Crews are also at work near Kamloops, BC. Activities include installation of a 1.5-km transmission spur north of Kamloops to power Trans Mountain’s Black Pines pump station, being built as part of the expansion project. Work also includes clearing, grading, stripping, and blasting. 

Maintenance and expansion is also under way at Burnaby Terminal, including tank construction, in-line inspections of existing pipe segments, and relocation of existing infrastructure where required. Boring is occurring to construct a 2.6-km tunnel connecting Burnaby Terminal to Westridge Marine Terminal.

Pembina Pipeline Corp. is part of a partnership seeking to buy Trans Mountain from the Canadian government. 

Cheniere, Tourmaline sign long-term gas supply agreement

Cheniere Energy Inc. subsidiary Corpus Christi Liquefaction Stage III LLC signed a long-term gas supply agreement (GSA) with Tourmaline Oil Marketing Corp., a subsidiary of Canadian gas producer Tourmaline Oil Corp.

Under the deal, Tourmaline agreed to sell 140,000 MMbtu/d of natural gas to Corpus Christi Stage III for 15 years beginning early 2023. The LNG associated with this gas supply, some 0.85 million tonnes per year (tpy), will be marketed by Cheniere.

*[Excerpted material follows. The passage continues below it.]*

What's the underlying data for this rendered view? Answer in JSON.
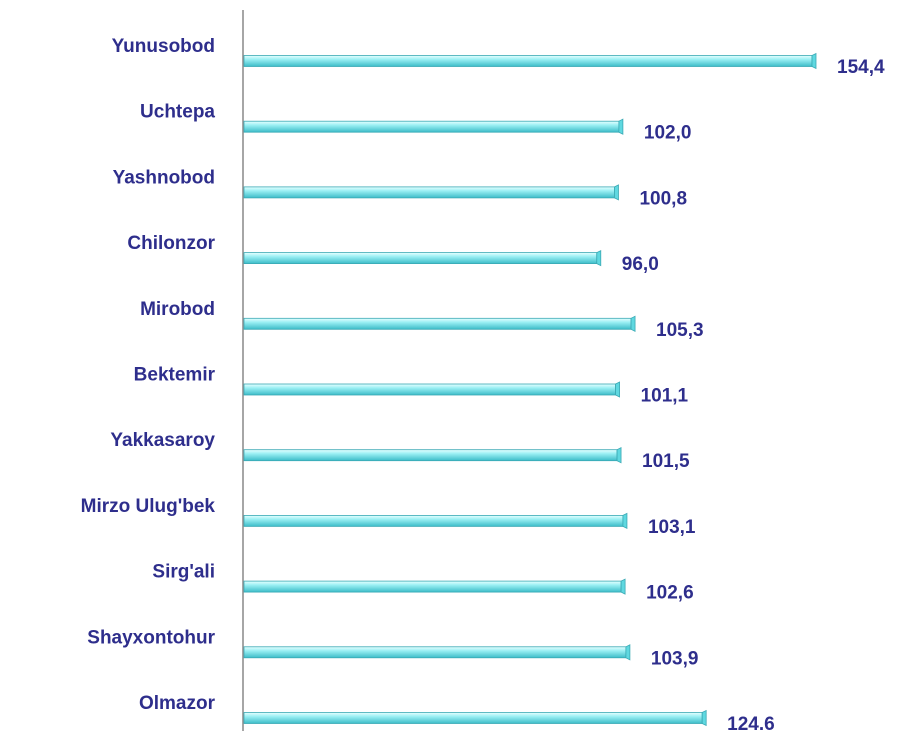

Cheniere will pay Tourmaline an LNG-linked price for its gas, based on the Platts Japan Korea Marker (JKM), after deductions for fixed LNG shipping costs and a fixed liquefaction fee.

Tourmaline Oil Corp. is acting as guarantor of the GSA on behalf of Tourmaline. The deal is expected to support development of the Corpus Christi Stage III project, which is expected to include up to seven midscale liquefaction trains with a total nominal production capacity of 10 million tpy. It has received all necessary regulatory approvals.

New Fortress begins LNG operations in Baja California Sur

New Fortress Energy Inc. (NFE) has started commercial operations at its LNG terminal in the port of Pichilingue, Baja California Sur, Mexico.

Under terms of an agreement signed in March, NFE will supply natural gas to the CTG La Paz and CTG Baja California Sur power plants in Baja California Sur through the terminal (OGJ Online, Mar. 17, 2021).

Additionally, NFE has nearly completed construction of its own gas-fired power plant in Baja California Sur with capacity of about 135 Mw that is expected to begin operations and the supply of power to the local grid later this quarter.